As an example, Zitzmann said users can ask its AI assistant hooked up to a recruiting application “how many candidates do we have in the engineer pipeline, how many offers have we made, how many have been declined?” and receive the answers without having to go hunt through the app itself to find them.

Finally, in arguably the most ambitious part of the offering, Jamix is allowing its AI assistant to “initiate actions” on the user’s behalf within their workplace apps, essentially acting as an AI agent to file bug reports or evaluate incoming resumes to a particular job listing based on how well they match the job listing criteria. Another function is summarizing information from URLs.

Example of Jamix actions. Credit: Jamix

All of these functions aim to save time and reduce the manual effort required in daily tasks.

Committed to user privacy and security

Yet, by the same token, Jamix retains a commitment to user privacy by encrypting all its customers’ data and inking agreements with AI model providers, including OpenAI for ChatGPT and GPT-3.5/4, to not train on Jamix user data.

In so doing, Jamix’s AI assistant aims to address key concerns surrounding data security in the integration of AI into workplace operations.

“The contractual agreement we have with those [AI model] providers is they’re not allowed to train on that [customer] data,” Zitzmann said.

For customers who are still more concerned with closed model providers, Zitzmann noted that Jamix works with open source AI models as well, allowing its enterprise customers to run the AI assistant on their own private clouds or on premises.

Jamix’s commitment to model agnosticism allows it to adapt to the fast-paced evolution of AI technology. This strategy enables businesses to leverage the most effective and cost-efficient AI models without being constrained to a single provider, facilitating easy adaptation to new technologies.

Notable backers

The $3M pre-seed funding, led by Audacious Ventures with participation from several notable angel investors, indicates strong industry support for Jamix’s approach to AI in the workplace.
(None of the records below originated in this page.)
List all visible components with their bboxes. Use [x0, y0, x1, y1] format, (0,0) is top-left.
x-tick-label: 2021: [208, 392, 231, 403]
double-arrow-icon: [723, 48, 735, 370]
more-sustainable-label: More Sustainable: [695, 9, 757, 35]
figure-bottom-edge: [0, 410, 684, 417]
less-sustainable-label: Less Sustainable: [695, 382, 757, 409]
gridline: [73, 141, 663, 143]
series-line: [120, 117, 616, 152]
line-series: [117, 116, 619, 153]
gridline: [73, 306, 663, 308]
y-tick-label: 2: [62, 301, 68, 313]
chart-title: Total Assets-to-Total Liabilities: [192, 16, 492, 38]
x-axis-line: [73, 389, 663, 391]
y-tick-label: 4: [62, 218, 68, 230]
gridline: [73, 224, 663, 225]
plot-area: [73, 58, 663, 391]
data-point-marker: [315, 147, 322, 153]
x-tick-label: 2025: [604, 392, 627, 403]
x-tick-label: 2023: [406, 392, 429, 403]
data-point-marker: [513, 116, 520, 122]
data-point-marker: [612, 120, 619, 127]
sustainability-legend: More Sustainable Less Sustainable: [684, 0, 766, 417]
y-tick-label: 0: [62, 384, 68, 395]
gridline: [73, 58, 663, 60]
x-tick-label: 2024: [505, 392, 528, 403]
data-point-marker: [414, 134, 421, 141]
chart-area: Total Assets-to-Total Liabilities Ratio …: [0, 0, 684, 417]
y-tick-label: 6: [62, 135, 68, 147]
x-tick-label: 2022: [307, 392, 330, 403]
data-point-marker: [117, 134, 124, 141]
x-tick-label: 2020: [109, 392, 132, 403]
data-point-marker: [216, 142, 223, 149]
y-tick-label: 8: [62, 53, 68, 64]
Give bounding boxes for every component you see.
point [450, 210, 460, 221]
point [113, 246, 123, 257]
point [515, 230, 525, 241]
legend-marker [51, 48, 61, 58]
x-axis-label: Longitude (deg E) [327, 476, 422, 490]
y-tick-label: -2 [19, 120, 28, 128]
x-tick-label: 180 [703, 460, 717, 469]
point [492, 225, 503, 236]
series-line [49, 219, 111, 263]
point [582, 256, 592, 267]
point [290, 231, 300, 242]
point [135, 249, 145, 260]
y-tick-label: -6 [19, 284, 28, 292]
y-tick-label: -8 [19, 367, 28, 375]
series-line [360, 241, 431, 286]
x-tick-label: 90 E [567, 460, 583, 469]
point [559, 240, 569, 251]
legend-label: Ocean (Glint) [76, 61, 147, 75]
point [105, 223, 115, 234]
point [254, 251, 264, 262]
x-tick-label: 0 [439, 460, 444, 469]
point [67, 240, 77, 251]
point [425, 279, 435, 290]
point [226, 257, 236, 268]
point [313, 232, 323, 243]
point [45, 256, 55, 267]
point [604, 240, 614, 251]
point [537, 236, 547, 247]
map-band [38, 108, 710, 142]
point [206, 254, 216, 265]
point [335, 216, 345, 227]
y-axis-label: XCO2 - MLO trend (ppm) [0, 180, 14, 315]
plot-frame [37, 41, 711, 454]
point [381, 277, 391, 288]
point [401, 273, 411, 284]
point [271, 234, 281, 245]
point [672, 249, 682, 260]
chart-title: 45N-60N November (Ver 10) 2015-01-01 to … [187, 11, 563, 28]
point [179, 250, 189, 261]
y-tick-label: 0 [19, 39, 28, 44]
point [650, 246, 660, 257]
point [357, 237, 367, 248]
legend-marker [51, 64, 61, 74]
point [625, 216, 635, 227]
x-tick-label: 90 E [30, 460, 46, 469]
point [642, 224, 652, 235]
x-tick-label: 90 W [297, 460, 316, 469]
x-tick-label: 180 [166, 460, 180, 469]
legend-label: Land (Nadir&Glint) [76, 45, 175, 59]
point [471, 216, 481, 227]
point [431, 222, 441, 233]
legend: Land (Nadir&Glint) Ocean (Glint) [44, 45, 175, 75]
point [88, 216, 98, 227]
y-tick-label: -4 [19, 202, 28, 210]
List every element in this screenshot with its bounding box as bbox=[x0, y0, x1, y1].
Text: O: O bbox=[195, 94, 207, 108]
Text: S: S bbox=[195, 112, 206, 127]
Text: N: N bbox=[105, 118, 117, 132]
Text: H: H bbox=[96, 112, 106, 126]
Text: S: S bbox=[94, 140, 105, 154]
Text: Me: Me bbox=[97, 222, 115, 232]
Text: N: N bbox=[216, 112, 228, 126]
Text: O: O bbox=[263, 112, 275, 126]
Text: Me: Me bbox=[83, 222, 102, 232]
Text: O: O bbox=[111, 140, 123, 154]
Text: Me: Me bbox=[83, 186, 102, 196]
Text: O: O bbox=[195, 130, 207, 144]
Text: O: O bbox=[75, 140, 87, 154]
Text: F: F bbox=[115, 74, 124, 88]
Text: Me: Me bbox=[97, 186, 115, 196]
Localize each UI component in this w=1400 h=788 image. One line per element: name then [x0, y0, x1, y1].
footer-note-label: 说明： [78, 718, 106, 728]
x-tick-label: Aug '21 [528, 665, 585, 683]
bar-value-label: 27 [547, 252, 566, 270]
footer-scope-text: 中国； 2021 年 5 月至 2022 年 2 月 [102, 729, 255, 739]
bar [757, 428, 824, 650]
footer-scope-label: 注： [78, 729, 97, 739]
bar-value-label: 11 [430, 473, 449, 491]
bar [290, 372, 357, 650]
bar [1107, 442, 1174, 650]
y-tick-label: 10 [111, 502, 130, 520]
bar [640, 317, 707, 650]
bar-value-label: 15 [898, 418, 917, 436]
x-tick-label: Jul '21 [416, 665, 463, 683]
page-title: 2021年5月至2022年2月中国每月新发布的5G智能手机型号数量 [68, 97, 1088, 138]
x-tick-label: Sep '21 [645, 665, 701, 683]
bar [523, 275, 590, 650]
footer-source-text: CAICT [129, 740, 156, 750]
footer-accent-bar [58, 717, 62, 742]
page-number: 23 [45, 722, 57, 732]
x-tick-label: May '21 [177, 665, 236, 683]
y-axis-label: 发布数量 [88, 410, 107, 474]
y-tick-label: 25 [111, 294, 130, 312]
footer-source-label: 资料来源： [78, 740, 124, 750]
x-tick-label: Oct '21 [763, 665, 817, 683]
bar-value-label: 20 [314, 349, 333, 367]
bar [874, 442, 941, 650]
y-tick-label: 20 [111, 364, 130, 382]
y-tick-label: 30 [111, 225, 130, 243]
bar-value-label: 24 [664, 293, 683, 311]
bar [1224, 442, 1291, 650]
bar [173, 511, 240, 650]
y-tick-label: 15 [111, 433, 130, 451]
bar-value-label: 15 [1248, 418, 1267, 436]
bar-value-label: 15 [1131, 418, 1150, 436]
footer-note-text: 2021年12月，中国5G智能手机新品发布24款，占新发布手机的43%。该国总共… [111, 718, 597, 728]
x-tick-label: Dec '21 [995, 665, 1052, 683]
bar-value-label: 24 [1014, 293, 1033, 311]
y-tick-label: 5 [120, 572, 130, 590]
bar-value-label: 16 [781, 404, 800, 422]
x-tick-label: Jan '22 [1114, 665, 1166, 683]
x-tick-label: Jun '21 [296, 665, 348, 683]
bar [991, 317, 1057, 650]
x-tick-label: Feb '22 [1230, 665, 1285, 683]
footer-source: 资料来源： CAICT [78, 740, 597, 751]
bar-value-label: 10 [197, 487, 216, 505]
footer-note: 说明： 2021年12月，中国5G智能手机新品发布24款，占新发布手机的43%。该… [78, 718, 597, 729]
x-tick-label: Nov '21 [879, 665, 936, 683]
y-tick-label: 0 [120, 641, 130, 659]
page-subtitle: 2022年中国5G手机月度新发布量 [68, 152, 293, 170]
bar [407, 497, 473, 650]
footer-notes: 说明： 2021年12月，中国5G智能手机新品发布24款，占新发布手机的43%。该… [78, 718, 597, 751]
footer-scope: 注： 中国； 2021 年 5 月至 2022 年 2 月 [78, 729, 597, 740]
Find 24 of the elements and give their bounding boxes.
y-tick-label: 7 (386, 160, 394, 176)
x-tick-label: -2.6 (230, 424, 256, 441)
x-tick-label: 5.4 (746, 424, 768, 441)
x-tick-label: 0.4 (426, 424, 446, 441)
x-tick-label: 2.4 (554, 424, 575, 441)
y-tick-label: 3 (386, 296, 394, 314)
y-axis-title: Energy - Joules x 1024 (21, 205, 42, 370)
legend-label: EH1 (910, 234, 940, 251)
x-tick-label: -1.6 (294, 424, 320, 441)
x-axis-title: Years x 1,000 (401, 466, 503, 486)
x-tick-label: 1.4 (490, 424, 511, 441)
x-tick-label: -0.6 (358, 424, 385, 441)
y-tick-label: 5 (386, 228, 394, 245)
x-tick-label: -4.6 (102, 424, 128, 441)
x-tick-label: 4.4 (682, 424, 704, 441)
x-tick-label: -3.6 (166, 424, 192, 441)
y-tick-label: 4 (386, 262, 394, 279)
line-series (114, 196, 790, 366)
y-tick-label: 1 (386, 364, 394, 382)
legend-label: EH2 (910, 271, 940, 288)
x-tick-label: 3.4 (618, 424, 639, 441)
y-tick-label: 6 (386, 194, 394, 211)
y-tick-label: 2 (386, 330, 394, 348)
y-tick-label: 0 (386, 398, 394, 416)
Zitzmann, Co-founder and CEO, emphasized the significance of launching a product designed to integrate deeply into company operations while safeguarding data privacy and offering flexibility in AI model usage.

Nakul Mandan, Founder and Partner of Audacious Ventures, shared his support for Jamix’s mission to provide AI assistants that cater to the specific needs of enterprises while prioritizing data security and user permissions.

“We imagine a future where every knowledge worker in the world will have AI assistants at their disposal, but these will have to be built with enterprise needs in mind,” Mandan said in a statement provided to VentureBeat. “Jamix’s AI assistant helps users search and interact with the knowledge in their organizations and, furthermore, automates tasks for them. They accomplish all of this while keeping data security and permissions in mind.”

With its recent funding and product launch, Jamix aims to offer a new solution in the AI assistant market for companies looking to enhance productivity while maintaining strict data security standards. The platform’s deep integration with workplace tools and its model-agnostic approach highlight Jamix’s commitment to providing flexible and secure AI solutions for businesses.